Hi Don. The expansion thing is a little confounding to me. I've been casting my own for nearly 25 years. I had a .54 Lyman GPR and was shooting balls cast from old telephone sheathing. Had pass-throughs every time. About 2001 I got a new .54 flintlock and my telephone sheathing source dried up and I started casting from sewer lead. I started recovering balls on the far side of the hide. Not every time, but with some frequency.
The GPR was throwing them at 1690 fps, but it probably wasn't a pure lead. The flintlock (longer barrel) throws 'em at 1900 fps, and the sewer lead is soft as bubblegum.

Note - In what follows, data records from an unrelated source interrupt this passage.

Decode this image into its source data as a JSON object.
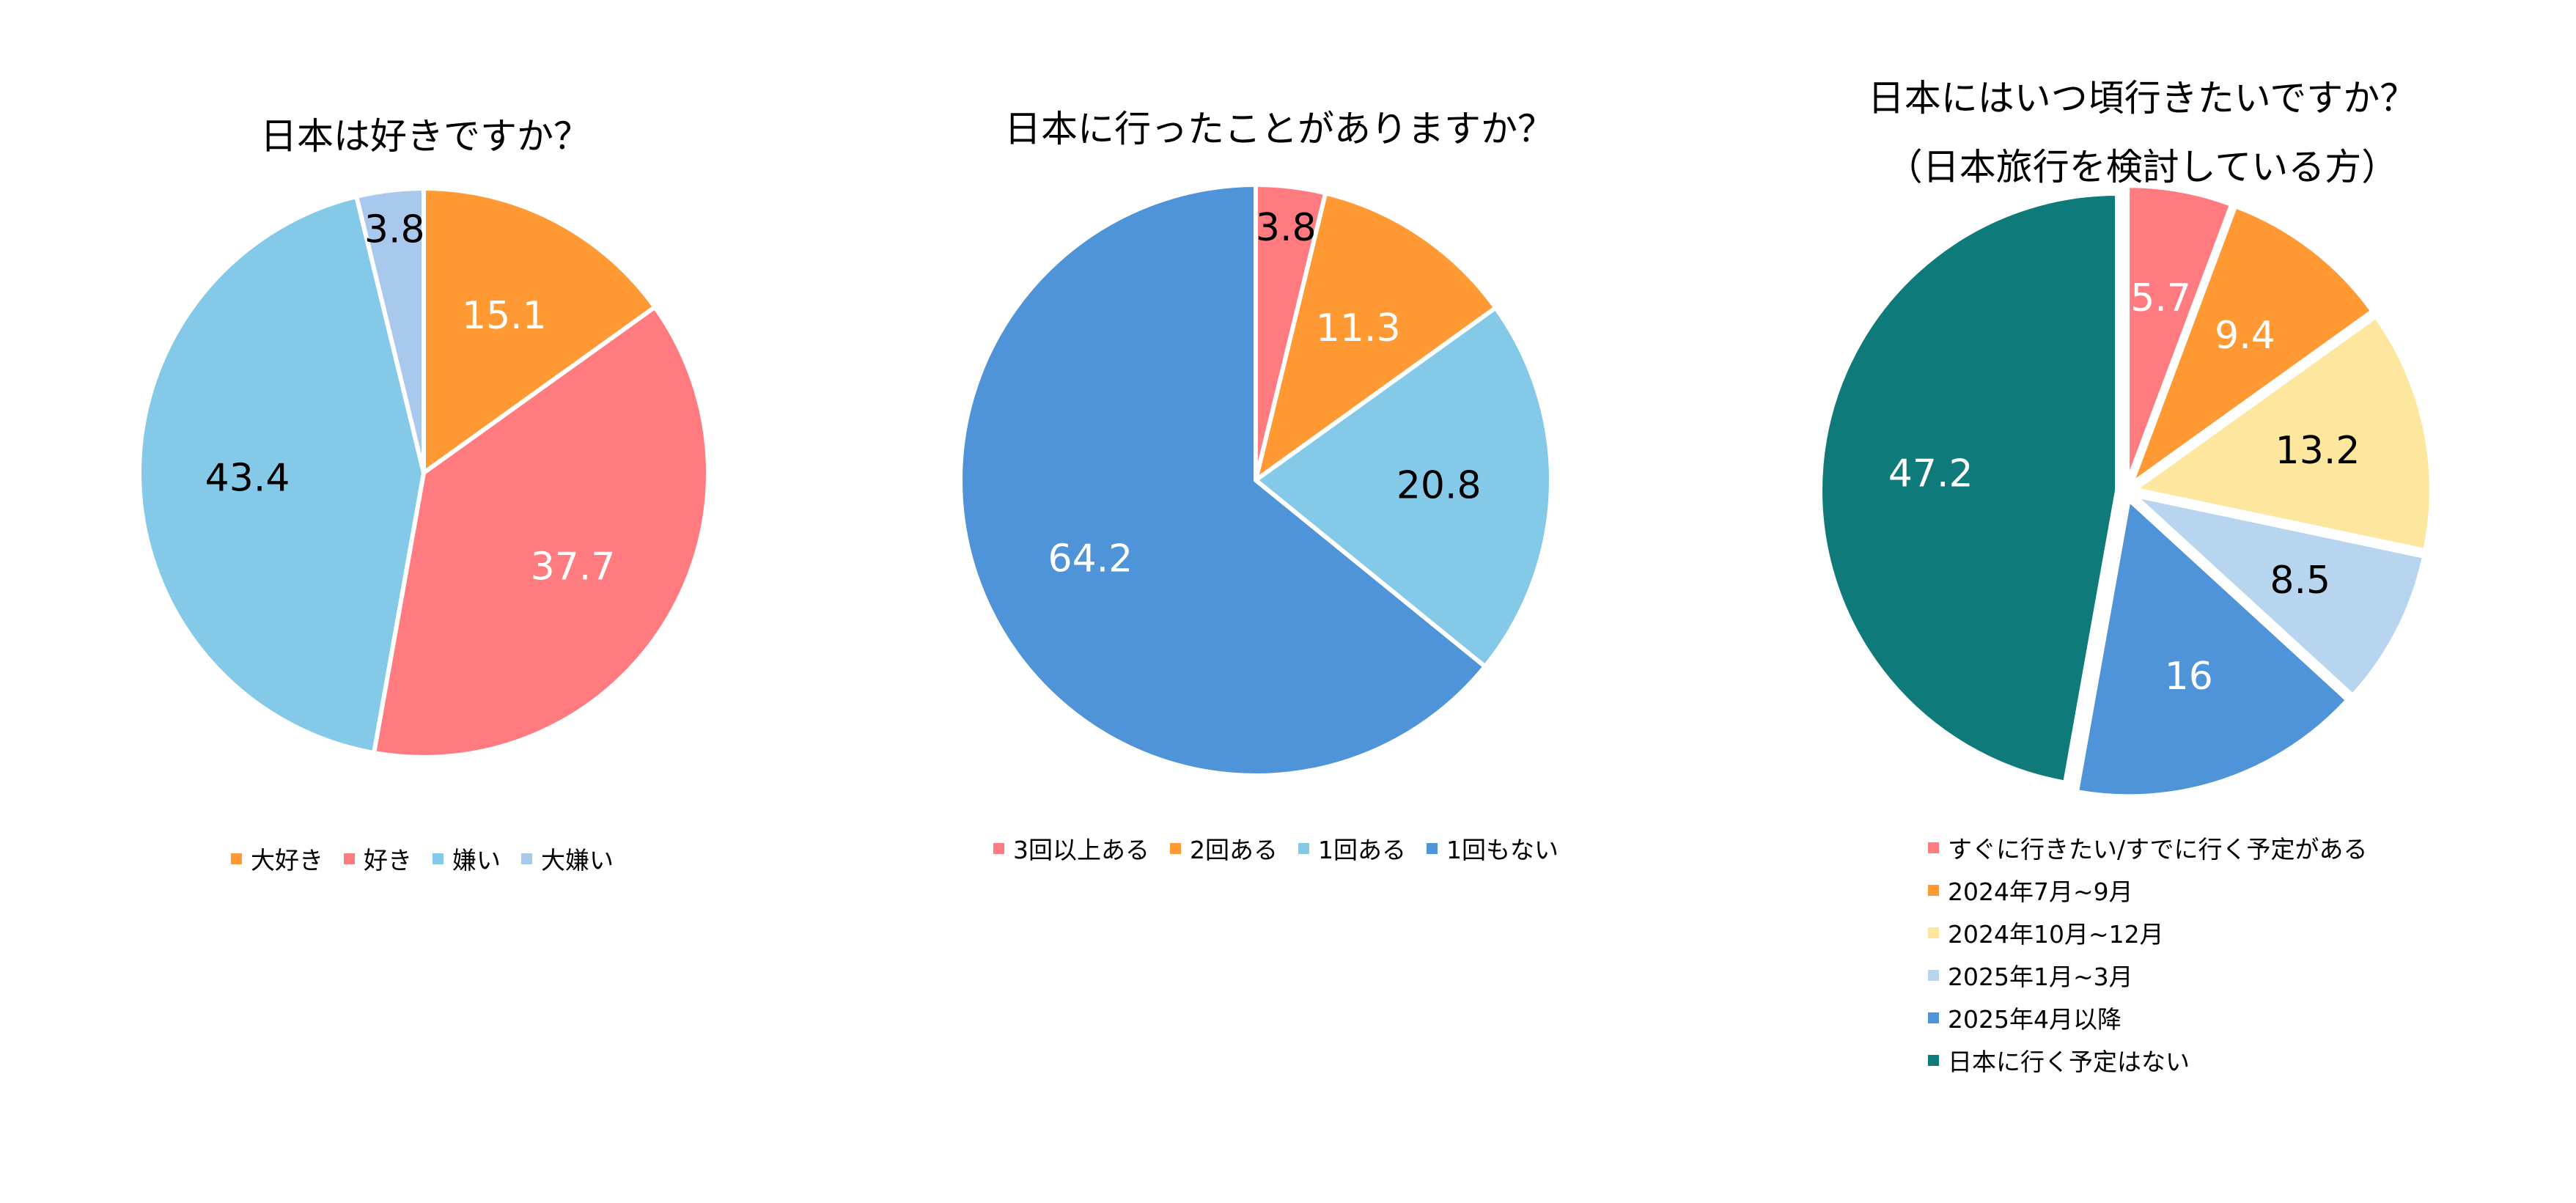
{
  "chart_data": [
    {
      "type": "pie",
      "title": "日本は好きですか？",
      "categories": [
        "大好き",
        "好き",
        "嫌い",
        "大嫌い"
      ],
      "values": [
        15.1,
        37.7,
        43.4,
        3.8
      ],
      "labels": [
        "15.1",
        "37.7",
        "43.4",
        "3.8"
      ],
      "colors": [
        "#FF9933",
        "#FF7B80",
        "#85C9E8",
        "#A9C9EC"
      ],
      "label_colors": [
        "#ffffff",
        "#ffffff",
        "#000000",
        "#000000"
      ],
      "legend": "bottom"
    },
    {
      "type": "pie",
      "title": "日本に行ったことがありますか？",
      "categories": [
        "3回以上ある",
        "2回ある",
        "1回ある",
        "1回もない"
      ],
      "values": [
        3.8,
        11.3,
        20.8,
        64.2
      ],
      "labels": [
        "3.8",
        "11.3",
        "20.8",
        "64.2"
      ],
      "colors": [
        "#FF7B80",
        "#FF9933",
        "#85C9E8",
        "#4F94D9"
      ],
      "label_colors": [
        "#000000",
        "#ffffff",
        "#000000",
        "#ffffff"
      ],
      "legend": "bottom"
    },
    {
      "type": "pie",
      "title": "日本にはいつ頃行きたいですか？",
      "subtitle": "（日本旅行を検討している方）",
      "categories": [
        "すぐに行きたい/すでに行く予定がある",
        "2024年7月~9月",
        "2024年10月~12月",
        "2025年1月~3月",
        "2025年4月以降",
        "日本に行く予定はない"
      ],
      "values": [
        5.7,
        9.4,
        13.2,
        8.5,
        16,
        47.2
      ],
      "labels": [
        "5.7",
        "9.4",
        "13.2",
        "8.5",
        "16",
        "47.2"
      ],
      "colors": [
        "#FF7B80",
        "#FF9933",
        "#FDE69E",
        "#B8D5F0",
        "#4F94D9",
        "#0F7A7A"
      ],
      "label_colors": [
        "#ffffff",
        "#ffffff",
        "#000000",
        "#000000",
        "#ffffff",
        "#ffffff"
      ],
      "legend": "bottom"
    }
  ]
}
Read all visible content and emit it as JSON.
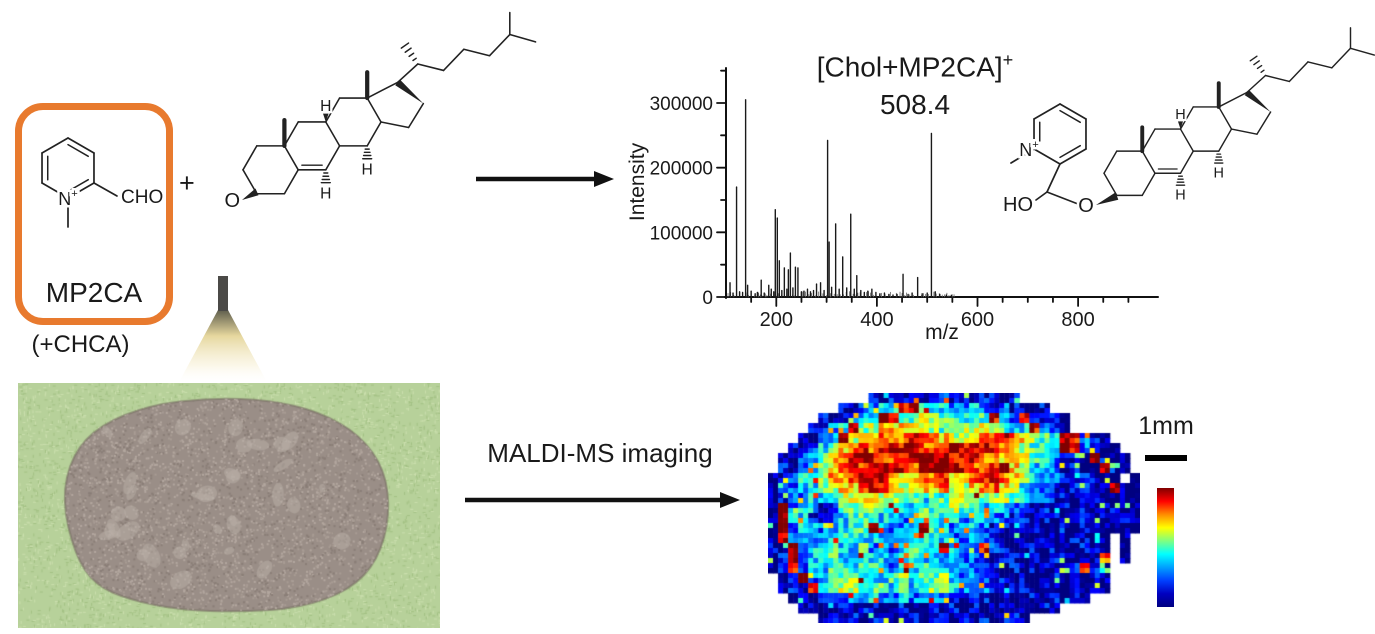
{
  "figure": {
    "accent_color": "#e87a2e",
    "labels": {
      "matrix_name": "MP2CA",
      "matrix_additive": "(+CHCA)",
      "plus_sign": "+",
      "maldi_arrow_label": "MALDI-MS imaging",
      "scale_bar_label": "1mm"
    },
    "tissue_photo": {
      "background_color": "#b7d19a",
      "tissue_color": "#9a8e87"
    }
  },
  "molecules": {
    "mp2ca": {
      "labels": {
        "n": "N",
        "charge": "+",
        "cho": "CHO"
      }
    },
    "cholesterol": {
      "labels": {
        "ho": "HO",
        "h_top": "H",
        "h_left": "H",
        "h_right": "H"
      }
    },
    "adduct": {
      "labels": {
        "n": "N",
        "charge": "+",
        "ho": "HO",
        "o": "O",
        "h_top": "H",
        "h_left": "H",
        "h_right": "H"
      }
    }
  },
  "chart_data": [
    {
      "type": "line",
      "subtype": "mass-spectrum-sticks",
      "title": "[Chol+MP2CA]+",
      "title_main": "[Chol+MP2CA]",
      "title_sup": "+",
      "annotation": "508.4",
      "xlabel": "m/z",
      "ylabel": "Intensity",
      "xlim": [
        100,
        950
      ],
      "ylim": [
        0,
        350000
      ],
      "x_major_ticks": [
        200,
        400,
        600,
        800
      ],
      "x_minor_tick_step": 50,
      "y_major_ticks": [
        0,
        100000,
        200000,
        300000
      ],
      "y_minor_tick_step": 50000,
      "grid": false,
      "peaks": [
        [
          108,
          22000
        ],
        [
          114,
          6000
        ],
        [
          121,
          170000
        ],
        [
          127,
          8000
        ],
        [
          133,
          7000
        ],
        [
          139,
          305000
        ],
        [
          143,
          18000
        ],
        [
          150,
          9000
        ],
        [
          158,
          5000
        ],
        [
          163,
          7000
        ],
        [
          170,
          26000
        ],
        [
          176,
          6000
        ],
        [
          185,
          18000
        ],
        [
          190,
          12000
        ],
        [
          195,
          8000
        ],
        [
          198,
          135000
        ],
        [
          202,
          122000
        ],
        [
          206,
          56000
        ],
        [
          211,
          10000
        ],
        [
          216,
          45000
        ],
        [
          221,
          12000
        ],
        [
          224,
          42000
        ],
        [
          228,
          68000
        ],
        [
          233,
          14000
        ],
        [
          238,
          46000
        ],
        [
          243,
          45000
        ],
        [
          250,
          8000
        ],
        [
          255,
          9000
        ],
        [
          262,
          12000
        ],
        [
          268,
          8000
        ],
        [
          274,
          10000
        ],
        [
          280,
          20000
        ],
        [
          288,
          22000
        ],
        [
          295,
          10000
        ],
        [
          302,
          242000
        ],
        [
          305,
          85000
        ],
        [
          310,
          15000
        ],
        [
          318,
          113000
        ],
        [
          325,
          12000
        ],
        [
          332,
          62000
        ],
        [
          340,
          14000
        ],
        [
          348,
          128000
        ],
        [
          355,
          12000
        ],
        [
          360,
          33000
        ],
        [
          368,
          10000
        ],
        [
          375,
          7000
        ],
        [
          382,
          9000
        ],
        [
          390,
          12000
        ],
        [
          398,
          7000
        ],
        [
          406,
          5000
        ],
        [
          415,
          6000
        ],
        [
          424,
          4000
        ],
        [
          432,
          3000
        ],
        [
          440,
          4000
        ],
        [
          452,
          35000
        ],
        [
          462,
          4000
        ],
        [
          470,
          6000
        ],
        [
          481,
          30000
        ],
        [
          490,
          5000
        ],
        [
          500,
          6000
        ],
        [
          508.4,
          253000
        ],
        [
          516,
          8000
        ],
        [
          525,
          4000
        ],
        [
          538,
          3000
        ],
        [
          548,
          2500
        ]
      ]
    },
    {
      "type": "heatmap",
      "description": "MALDI-MS ion image of [Chol+MP2CA]+ (m/z 508.4) in a brain tissue section",
      "colormap": "jet",
      "levels": "characters 0-9 = relative intensity low-high, . = outside tissue",
      "scale_bar": "1mm",
      "colorbar_stops": [
        "#800000",
        "#ff0000",
        "#ff8c00",
        "#ffff00",
        "#80ff80",
        "#00ffff",
        "#00a0ff",
        "#0040ff",
        "#0000c0",
        "#000080"
      ],
      "grid_rows": [
        "..........101121121101101............",
        ".......102233894332232121101.........",
        ".....1012339844554434483282110.......",
        "....11239456666554455654338210.......",
        "...1023956677787765567787654398210...",
        "..102346787898877898888765443982100..",
        ".10234678987789999888776654321109100.",
        ".10235688789987899987789653321100910.",
        "01244576788966677866788765322101100.0",
        "0123345667876556675567765322101100900",
        "0122334556655443445544554322110110000",
        "0923311445544334445443332211010101100",
        "0933112344333234434233221101100101010",
        "0923322344932239432332110110010110000",
        "0823233443322334332232101101001100.0.",
        "1092334334232343393228210110100110.0.",
        "0192334324332343323221011010110017.0.",
        "0182334434432434432321101011011710...",
        ".019234454334534453232110101101010...",
        ".010834553443534553232101101001010...",
        "..010112333223223210110100101010.....",
        "...01001011011011010100101010........",
        ".....010101101101101010110..........."
      ]
    }
  ]
}
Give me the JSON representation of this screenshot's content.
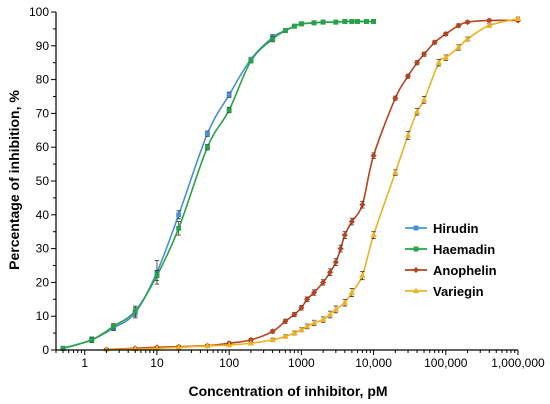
{
  "chart_data": {
    "type": "line",
    "title": "",
    "xlabel": "Concentration of inhibitor, pM",
    "ylabel": "Percentage of inhibition, %",
    "xscale": "log",
    "xlim": [
      0.4,
      1000000
    ],
    "ylim": [
      0,
      100
    ],
    "grid": false,
    "legend_position": "center-right",
    "x_ticks": [
      {
        "value": 1,
        "label": "1"
      },
      {
        "value": 10,
        "label": "10"
      },
      {
        "value": 100,
        "label": "100"
      },
      {
        "value": 1000,
        "label": "1000"
      },
      {
        "value": 10000,
        "label": "10,000"
      },
      {
        "value": 100000,
        "label": "100,000"
      },
      {
        "value": 1000000,
        "label": "1,000,000"
      }
    ],
    "y_ticks": [
      {
        "value": 0,
        "label": "0"
      },
      {
        "value": 10,
        "label": "10"
      },
      {
        "value": 20,
        "label": "20"
      },
      {
        "value": 30,
        "label": "30"
      },
      {
        "value": 40,
        "label": "40"
      },
      {
        "value": 50,
        "label": "50"
      },
      {
        "value": 60,
        "label": "60"
      },
      {
        "value": 70,
        "label": "70"
      },
      {
        "value": 80,
        "label": "80"
      },
      {
        "value": 90,
        "label": "90"
      },
      {
        "value": 100,
        "label": "100"
      }
    ],
    "series": [
      {
        "name": "Hirudin",
        "color": "#4a8fd4",
        "marker": "square",
        "points": [
          [
            0.5,
            0.5
          ],
          [
            1.25,
            3.0
          ],
          [
            2.5,
            6.5
          ],
          [
            5,
            11
          ],
          [
            10,
            23
          ],
          [
            20,
            40
          ],
          [
            50,
            64
          ],
          [
            100,
            75.5
          ],
          [
            200,
            86
          ],
          [
            400,
            92.5
          ],
          [
            600,
            94.5
          ],
          [
            800,
            95.8
          ],
          [
            1000,
            96.5
          ],
          [
            1500,
            96.8
          ],
          [
            2000,
            97
          ],
          [
            3000,
            97
          ],
          [
            4000,
            97.2
          ],
          [
            5000,
            97.2
          ],
          [
            6000,
            97.2
          ],
          [
            8000,
            97.2
          ],
          [
            10000,
            97.2
          ]
        ],
        "errors": [
          0.3,
          0.8,
          0.8,
          1.5,
          3.5,
          1.2,
          0.8,
          0.8,
          0.6,
          0.8,
          0.5,
          0.4,
          0.4,
          0.4,
          0.3,
          0.3,
          0.3,
          0.3,
          0.3,
          0.3,
          0.3
        ]
      },
      {
        "name": "Haemadin",
        "color": "#27a345",
        "marker": "square",
        "points": [
          [
            0.5,
            0.5
          ],
          [
            1.25,
            3.0
          ],
          [
            2.5,
            7.0
          ],
          [
            5,
            11.5
          ],
          [
            10,
            22
          ],
          [
            20,
            36
          ],
          [
            50,
            60
          ],
          [
            100,
            71
          ],
          [
            200,
            85.5
          ],
          [
            400,
            92
          ],
          [
            600,
            94.5
          ],
          [
            800,
            95.8
          ],
          [
            1000,
            96.5
          ],
          [
            1500,
            96.8
          ],
          [
            2000,
            97
          ],
          [
            3000,
            97
          ],
          [
            4000,
            97.2
          ],
          [
            5000,
            97.2
          ],
          [
            6000,
            97.2
          ],
          [
            8000,
            97.2
          ],
          [
            10000,
            97.2
          ]
        ],
        "errors": [
          0.3,
          0.8,
          0.8,
          1.5,
          1.5,
          2.0,
          0.8,
          0.8,
          0.6,
          0.8,
          0.5,
          0.4,
          0.4,
          0.4,
          0.3,
          0.3,
          0.3,
          0.3,
          0.3,
          0.3,
          0.3
        ]
      },
      {
        "name": "Anophelin",
        "color": "#b8431c",
        "marker": "diamond",
        "points": [
          [
            2,
            0.2
          ],
          [
            5,
            0.5
          ],
          [
            10,
            0.8
          ],
          [
            20,
            1.0
          ],
          [
            50,
            1.3
          ],
          [
            100,
            2.0
          ],
          [
            200,
            3.0
          ],
          [
            400,
            5.5
          ],
          [
            600,
            8.5
          ],
          [
            800,
            10.5
          ],
          [
            1000,
            12.5
          ],
          [
            1200,
            15
          ],
          [
            1500,
            17
          ],
          [
            2000,
            20
          ],
          [
            2500,
            23
          ],
          [
            3000,
            26
          ],
          [
            3500,
            30
          ],
          [
            4000,
            34
          ],
          [
            5000,
            38
          ],
          [
            7000,
            43
          ],
          [
            10000,
            57.5
          ],
          [
            20000,
            74.5
          ],
          [
            30000,
            81
          ],
          [
            40000,
            85
          ],
          [
            50000,
            87.5
          ],
          [
            70000,
            91
          ],
          [
            100000,
            93.5
          ],
          [
            150000,
            96
          ],
          [
            200000,
            97
          ],
          [
            400000,
            97.5
          ],
          [
            1000000,
            97.5
          ]
        ],
        "errors": [
          0.2,
          0.2,
          0.2,
          0.3,
          0.3,
          0.4,
          0.4,
          0.5,
          0.6,
          0.6,
          0.7,
          0.7,
          0.8,
          0.8,
          1.0,
          1.0,
          1.0,
          1.0,
          1.0,
          1.0,
          0.8,
          0.6,
          0.6,
          0.6,
          0.6,
          0.5,
          0.5,
          0.5,
          0.4,
          0.4,
          0.4
        ]
      },
      {
        "name": "Variegin",
        "color": "#f0b020",
        "marker": "triangle",
        "points": [
          [
            2,
            0.2
          ],
          [
            5,
            0.3
          ],
          [
            10,
            0.5
          ],
          [
            20,
            0.8
          ],
          [
            50,
            1.2
          ],
          [
            100,
            1.5
          ],
          [
            200,
            2.0
          ],
          [
            400,
            3.0
          ],
          [
            600,
            4.0
          ],
          [
            800,
            5.0
          ],
          [
            1000,
            6.0
          ],
          [
            1200,
            7.0
          ],
          [
            1500,
            8.0
          ],
          [
            2000,
            9.0
          ],
          [
            2500,
            10.5
          ],
          [
            3000,
            12
          ],
          [
            4000,
            14
          ],
          [
            5000,
            17
          ],
          [
            7000,
            22
          ],
          [
            10000,
            34
          ],
          [
            20000,
            52.5
          ],
          [
            30000,
            63.5
          ],
          [
            40000,
            70.5
          ],
          [
            50000,
            74
          ],
          [
            80000,
            85
          ],
          [
            100000,
            86.5
          ],
          [
            150000,
            89.5
          ],
          [
            200000,
            92
          ],
          [
            400000,
            96
          ],
          [
            1000000,
            98
          ]
        ],
        "errors": [
          0.2,
          0.2,
          0.2,
          0.3,
          0.3,
          0.3,
          0.4,
          0.5,
          0.5,
          0.6,
          0.6,
          0.7,
          0.8,
          0.8,
          1.0,
          1.0,
          1.0,
          1.2,
          1.2,
          1.0,
          0.8,
          1.2,
          1.0,
          1.0,
          1.0,
          0.8,
          0.8,
          0.6,
          0.5,
          0.5
        ]
      }
    ]
  }
}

So if you have a chronograph and can get your ball going soemthing between 1700 and 1900 fps you should see some expansion if you have soft enough lead. However with a .62 you may get pass-throughs even so, which will make it harder to tell if you're getting expansion.
What many folks will tell you is true though - the roundball doesn't need to expand. The modern bullet is designed to cut through the air without losing energy (an the consequent velocity drop). But once that modern bullet strikes its target, the hunter wants the opposite of the energy conserving shape - so bullet manufacturers come up with clever designs to maximize expansion. Thus the expanded bullet loses its sleek shape and begins dumping energy as it decelerates. A roundball is very, very, inefficient at cutting through the air, thus it begins dumping energy at a ridiculous rate the moment it leaves the barrel. It still dumps energy inside the deer's vital tissue.
I will say, however, that just by experience and anecdotal evidence - it seems that the .45 ball produces the most bang-flops on whitetail of all the roundball calibers. But what produces a dramatic bang-flop with a perfect hit, may also produce less than satisfactory results when a deer is hit through a shoulder or arm.